DLWorkspace

General Instruction on DL Workspace deployment.

These are the general steps to deploy a DL Workspace cluster.

  1. [Run Once] Setup development environment.

  2. Configuration the cluster, and determine important information of the cluster (e.g., cluster name, number of Etcd servers used). Please refer to Backup/Restore on instruction to backup/restore cluster configuration.

  3. Configure and setup the databased used in the cluster.

  4. Config shared file system to be used in the cluster, following instructions in Storage.md and the configuration.

  5.   python deploy.py -y build 
    
  6. Deploy base OS via USB, PXE server, on Azure or on a private Philly cluster. 1 If you would like to deploy a small cluster for testing, or your cluster doesn’t have a VLan setup, we recommend the deployment procedure in USB.md.
    • If you would like to deply a production procedure, we recommend to set up a VLan for your cluster, and use a PXE server. The precedure are described in PXEServer.md.
    • If you would like to deploy a cluster on Azure, please follow the procedure in Azure
    • If you are using a private CoreOS cluster, please follow the procedure in CoreOS. If we plan to install a small number of machines (say 1-2), you may use ISO image. For deploying any larger cluster, PXE server is highly recommended.
  7. Start master and etcd servers. Please use ‘-public’ option if you run command inside firewall, while the cluster is public (e.g., Azure, AWS).
     deploy.py -y deploy
    
  8. Start worker nodes.

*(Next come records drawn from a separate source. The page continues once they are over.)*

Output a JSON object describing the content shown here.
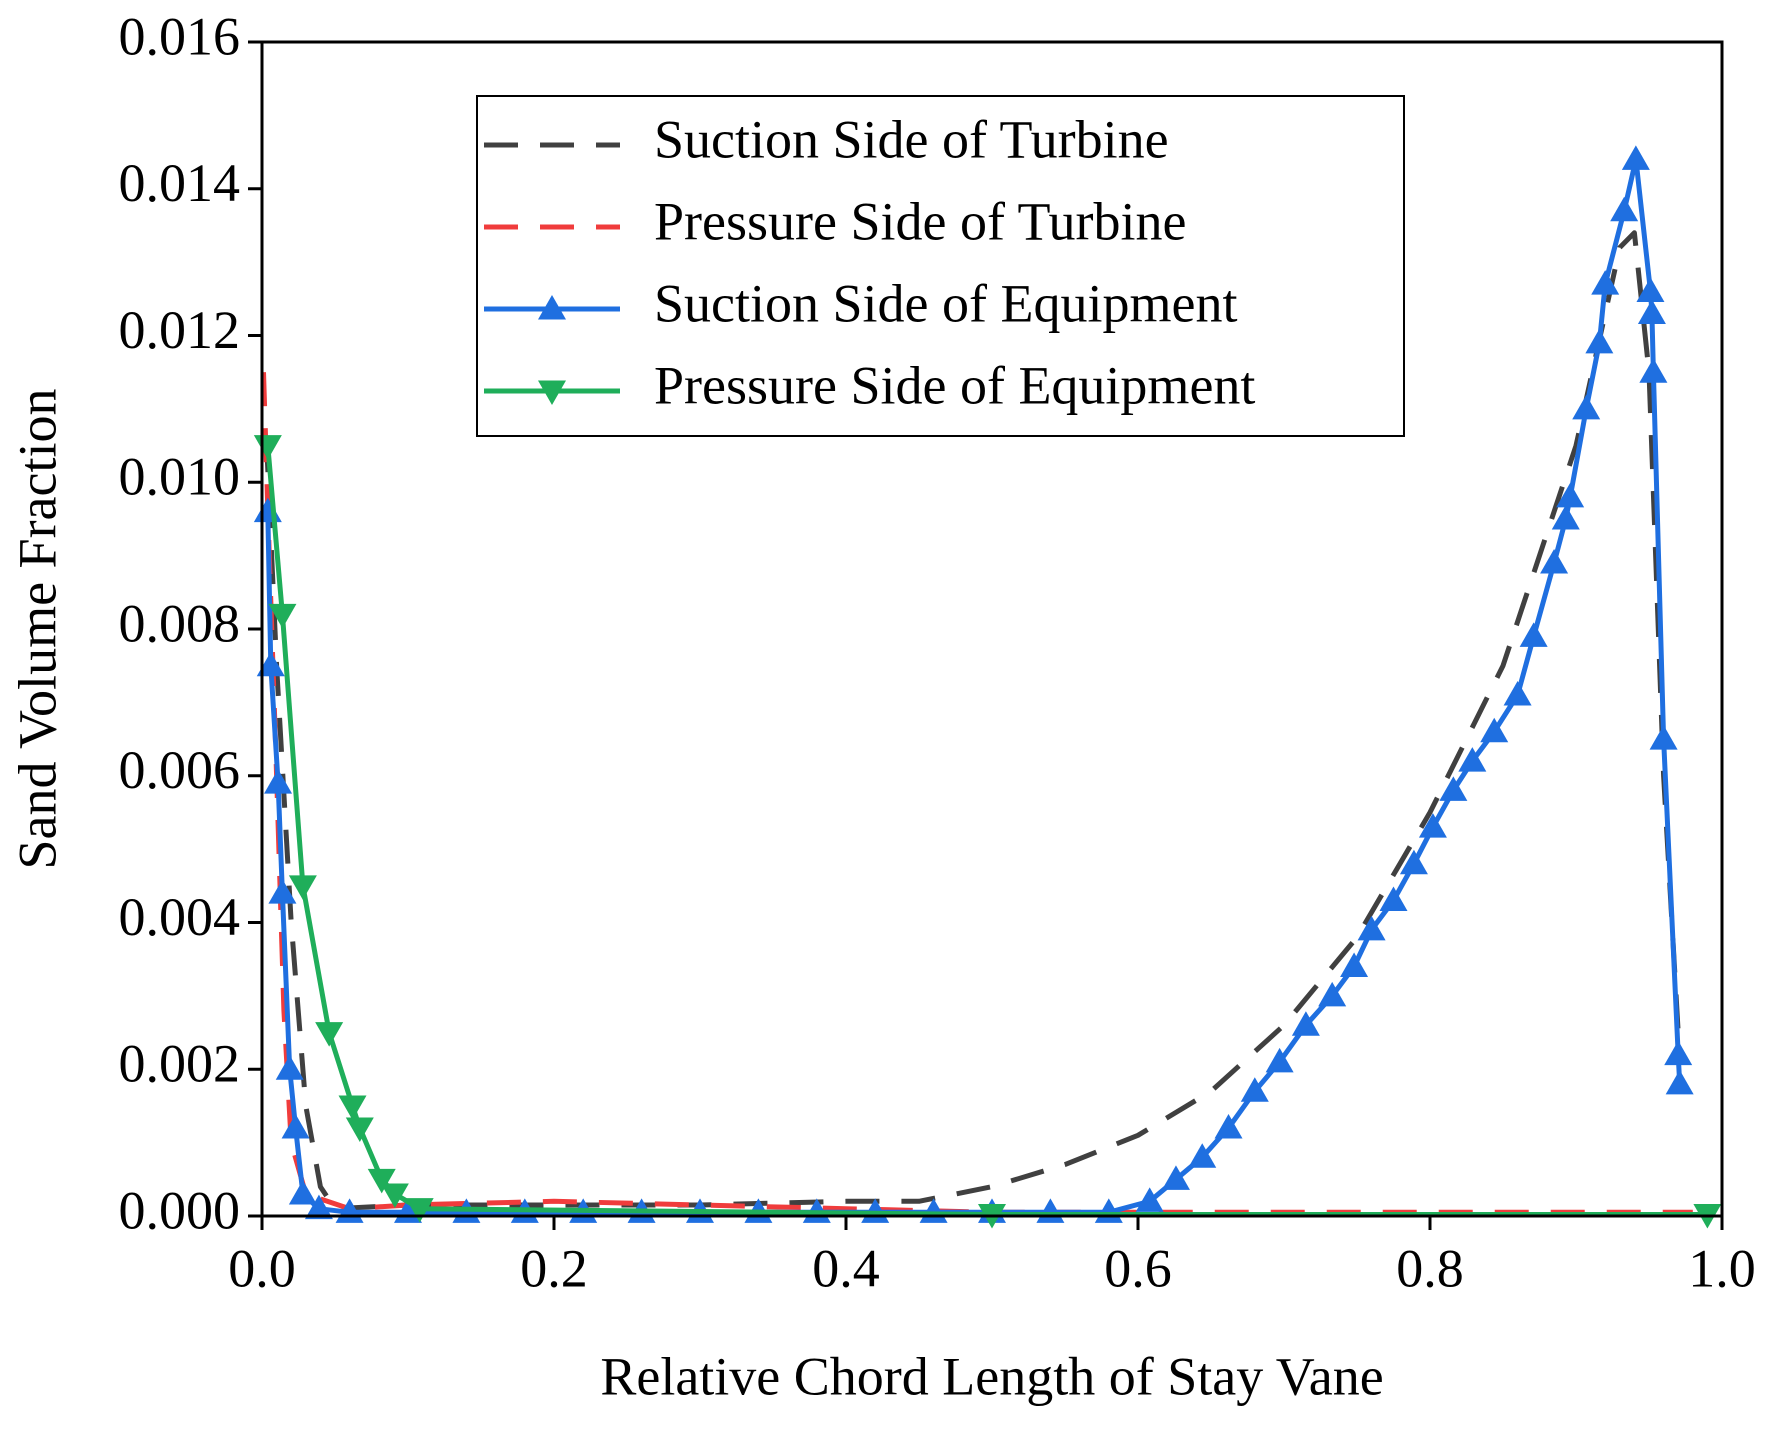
{
  "chart_data": {
    "type": "line",
    "xlabel": "Relative Chord Length of Stay Vane",
    "ylabel": "Sand Volume Fraction",
    "xlim": [
      0,
      1.0
    ],
    "ylim": [
      0,
      0.016
    ],
    "xticks": [
      {
        "value": 0,
        "label": "0.0"
      },
      0.2,
      0.4,
      0.6,
      0.8,
      {
        "value": 1.0,
        "label": "1.0"
      }
    ],
    "yticks": [
      {
        "value": 0,
        "label": "0.000"
      },
      {
        "value": 0.002,
        "label": "0.002"
      },
      {
        "value": 0.004,
        "label": "0.004"
      },
      {
        "value": 0.006,
        "label": "0.006"
      },
      {
        "value": 0.008,
        "label": "0.008"
      },
      {
        "value": 0.01,
        "label": "0.010"
      },
      {
        "value": 0.012,
        "label": "0.012"
      },
      {
        "value": 0.014,
        "label": "0.014"
      },
      {
        "value": 0.016,
        "label": "0.016"
      }
    ],
    "legend": "top-center",
    "series": [
      {
        "name": "Suction Side of Turbine",
        "color": "#404040",
        "dash": true,
        "marker": "none",
        "x": [
          0.003,
          0.01,
          0.02,
          0.03,
          0.04,
          0.05,
          0.1,
          0.2,
          0.3,
          0.4,
          0.45,
          0.5,
          0.55,
          0.6,
          0.65,
          0.7,
          0.75,
          0.8,
          0.85,
          0.9,
          0.93,
          0.94,
          0.95,
          0.96,
          0.97
        ],
        "values": [
          0.0106,
          0.0075,
          0.004,
          0.0015,
          0.0004,
          0.0001,
          0.00015,
          0.00015,
          0.00015,
          0.0002,
          0.0002,
          0.0004,
          0.0007,
          0.0011,
          0.0017,
          0.0026,
          0.0038,
          0.0055,
          0.0075,
          0.0105,
          0.0132,
          0.0134,
          0.0115,
          0.006,
          0.0025
        ]
      },
      {
        "name": "Pressure Side of Turbine",
        "color": "#f03c3c",
        "dash": true,
        "marker": "none",
        "x": [
          0.001,
          0.005,
          0.01,
          0.015,
          0.02,
          0.03,
          0.06,
          0.1,
          0.2,
          0.3,
          0.4,
          0.5,
          0.98
        ],
        "values": [
          0.0115,
          0.009,
          0.006,
          0.0028,
          0.001,
          0.0003,
          0.0001,
          0.00015,
          0.0002,
          0.00015,
          0.0001,
          5e-05,
          5e-05
        ]
      },
      {
        "name": "Suction Side of Equipment",
        "color": "#1f6fe0",
        "dash": false,
        "marker": "up",
        "x": [
          0.004,
          0.006,
          0.011,
          0.014,
          0.019,
          0.023,
          0.028,
          0.039,
          0.06,
          0.1,
          0.14,
          0.18,
          0.22,
          0.26,
          0.3,
          0.34,
          0.38,
          0.42,
          0.46,
          0.5,
          0.54,
          0.58,
          0.608,
          0.626,
          0.644,
          0.662,
          0.68,
          0.697,
          0.715,
          0.733,
          0.748,
          0.76,
          0.775,
          0.789,
          0.802,
          0.816,
          0.829,
          0.844,
          0.86,
          0.871,
          0.885,
          0.893,
          0.896,
          0.907,
          0.916,
          0.92,
          0.933,
          0.941,
          0.951,
          0.952,
          0.953,
          0.96,
          0.97,
          0.971
        ],
        "values": [
          0.0096,
          0.0075,
          0.0059,
          0.0044,
          0.002,
          0.0012,
          0.0003,
          0.0001,
          5e-05,
          5e-05,
          5e-05,
          5e-05,
          5e-05,
          5e-05,
          5e-05,
          5e-05,
          5e-05,
          5e-05,
          5e-05,
          5e-05,
          5e-05,
          5e-05,
          0.0002,
          0.0005,
          0.0008,
          0.0012,
          0.0017,
          0.0021,
          0.0026,
          0.003,
          0.0034,
          0.0039,
          0.0043,
          0.0048,
          0.0053,
          0.0058,
          0.0062,
          0.0066,
          0.0071,
          0.0079,
          0.0089,
          0.0095,
          0.0098,
          0.011,
          0.0119,
          0.0127,
          0.0137,
          0.0144,
          0.0126,
          0.0123,
          0.0115,
          0.0065,
          0.0022,
          0.0018
        ]
      },
      {
        "name": "Pressure Side of Equipment",
        "color": "#1fae5a",
        "dash": false,
        "marker": "down",
        "x": [
          0.004,
          0.014,
          0.028,
          0.046,
          0.062,
          0.067,
          0.082,
          0.091,
          0.108,
          0.5,
          0.99
        ],
        "values": [
          0.0105,
          0.0082,
          0.0045,
          0.0025,
          0.0015,
          0.0012,
          0.0005,
          0.0003,
          0.0001,
          2e-05,
          2e-05
        ]
      }
    ]
  }
}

Please use ‘-public’ option if you run command inside firewall, while the cluster is public (e.g., Azure, AWS).

     deploy.py -y updateworker
    

    If you stop here, you will have a fully functional kubernete cluster. Thus, part of DL Workspace setup can be considered automatic procedure to setup a kubernete cluster. You don’t need shared file system or database for kubernete cluster operation.

  9. __Static IP:__ Static IP/DNS name are strongly recommended for master and Etcd server, especially if you desire High Availability (HA) operation. Please contact your IT department to setup static IP for the master and Etcd server. With static IP, the DL workspace can operate uninterruptedly.

    Otherwise, each time master and Etcd server has been rebooted (the master and Etcd servers may obtain a new IP addresses), you will need to restart master, etcd and work nodes by repeating steps of 4 and 5.

  10. Set hostname of the cluster.
    deploy.py -y hostname set
    
  11. label nodes, so that DL workspace service can be deployed to the proper set of nodes.
    deploy.py -y kubernetes labels
    
  12. Build and mount shared file system

  13. Build and push docker images which are used by the cluster, start webUI service.
     deploy.py webui
     deploy.py docker push restfulapi
     deploy.py docker push webui
     deploy.py -y kubernetes start webportal
     deploy.py -y kubernetes start restfulapi
     deploy.py -y kubernetes start jobmanager
    
  14. If encounter problems, please check on known issues.